Heute ist der 2.06.2026 und in Salzburg brodelt es kulturell. Ein ganz besonderer Abend steht bevor: Das Kiewer Kollektiv Opera Aperta präsentiert seine innovative Inszenierung „Mōdraniht. Songs of Winter War“ im Theater Akzent, und die Vorfreude ist förmlich greifbar. Diese Aufführung, die im Rahmen der Wiener Festwochen stattfindet, ist nicht nur ein Musiktheater, sondern ein vielgestaltiges Statement gegen Gewalt und die starren Erwartungshaltungen unserer Zeit.
Ein bisschen wie der Winter selbst, der uns in seiner frostigen Umarmung zu denken gibt, so schält sich auch die musikalische Palette der Inszenierung. Sie reicht von Pop über Volksweisen bis hin zu klassischen Werken. Man kann sich vorstellen, wie die Klänge von „Kyrie eleison“, „Ave Maria“ und Heintjes „Mama“ durch den Raum ziehen, während die Instrumentalisten die Rollen wechseln und als Sänger und Performer agieren. Der Einsatz von Kuhglocken und anderen Geräuschen verleiht dem Ganzen einen Hauch von Geisteraustreibung und Kriegspanik – eine Art akustische Achterbahnfahrt, die das Publikum in ihren Bann zieht.
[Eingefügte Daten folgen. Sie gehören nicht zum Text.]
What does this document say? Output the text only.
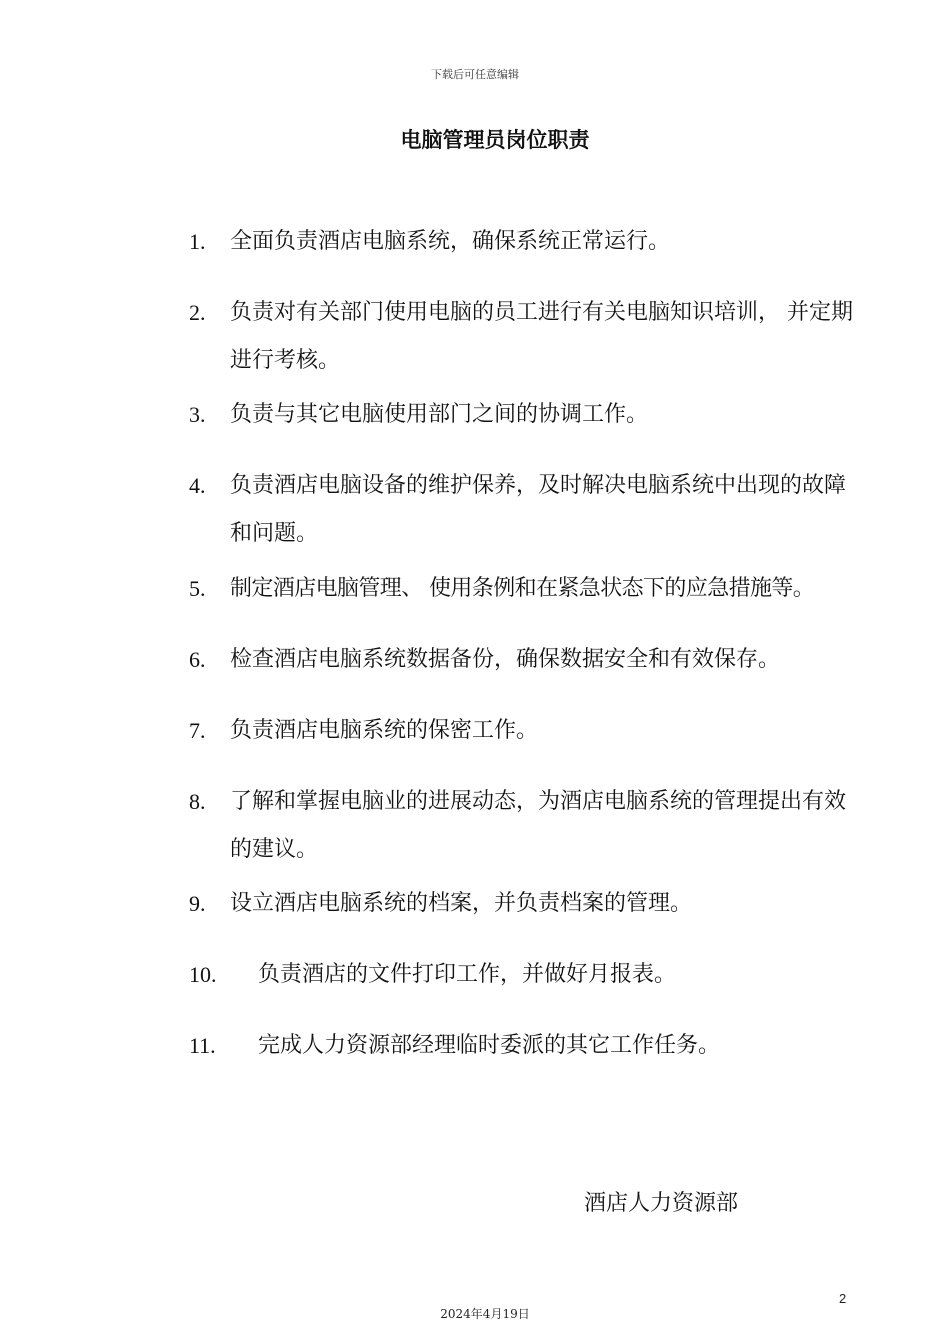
下载后可任意编辑
电脑管理员岗位职责
1. 全面负责酒店电脑系统，确保系统正常运行。
2. 负责对有关部门使用电脑的员工进行有关电脑知识培训， 并定期进行考核。
3. 负责与其它电脑使用部门之间的协调工作。
4. 负责酒店电脑设备的维护保养，及时解决电脑系统中出现的故障和问题。
5. 制定酒店电脑管理、 使用条例和在紧急状态下的应急措施等。
6. 检查酒店电脑系统数据备份，确保数据安全和有效保存。
7. 负责酒店电脑系统的保密工作。
8. 了解和掌握电脑业的进展动态，为酒店电脑系统的管理提出有效的建议。
9. 设立酒店电脑系统的档案，并负责档案的管理。
10. 负责酒店的文件打印工作，并做好月报表。
11. 完成人力资源部经理临时委派的其它工作任务。
酒店人力资源部
2
2024年4月19日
Ein Abend voller Emotionen
Das Besondere an „Mōdraniht“ ist die Interaktivität, die den Zuschauern geboten wird. Nach dem eindrucksvollen Spiel können sie sich in einer Q&A-Session mit den Akteuren austauschen. Fragen stellen, Antworten hören – das ist nicht nur ein Dialog, das ist ein Erlebnis! Inmitten der Tragik, Groteske und Ironie des Abends wird auch der Zynismus der Gegenwart spürbar. Illja Razumejko, der die performative Einleitung leitet, bringt es auf den Punkt: „Ja, wir leben noch“. Diese Worte hallen nach, während das Publikum Beethovens „Ode an die Freude“ auf Latein anstimmt – ein Moment, der Gänsehaut erzeugt.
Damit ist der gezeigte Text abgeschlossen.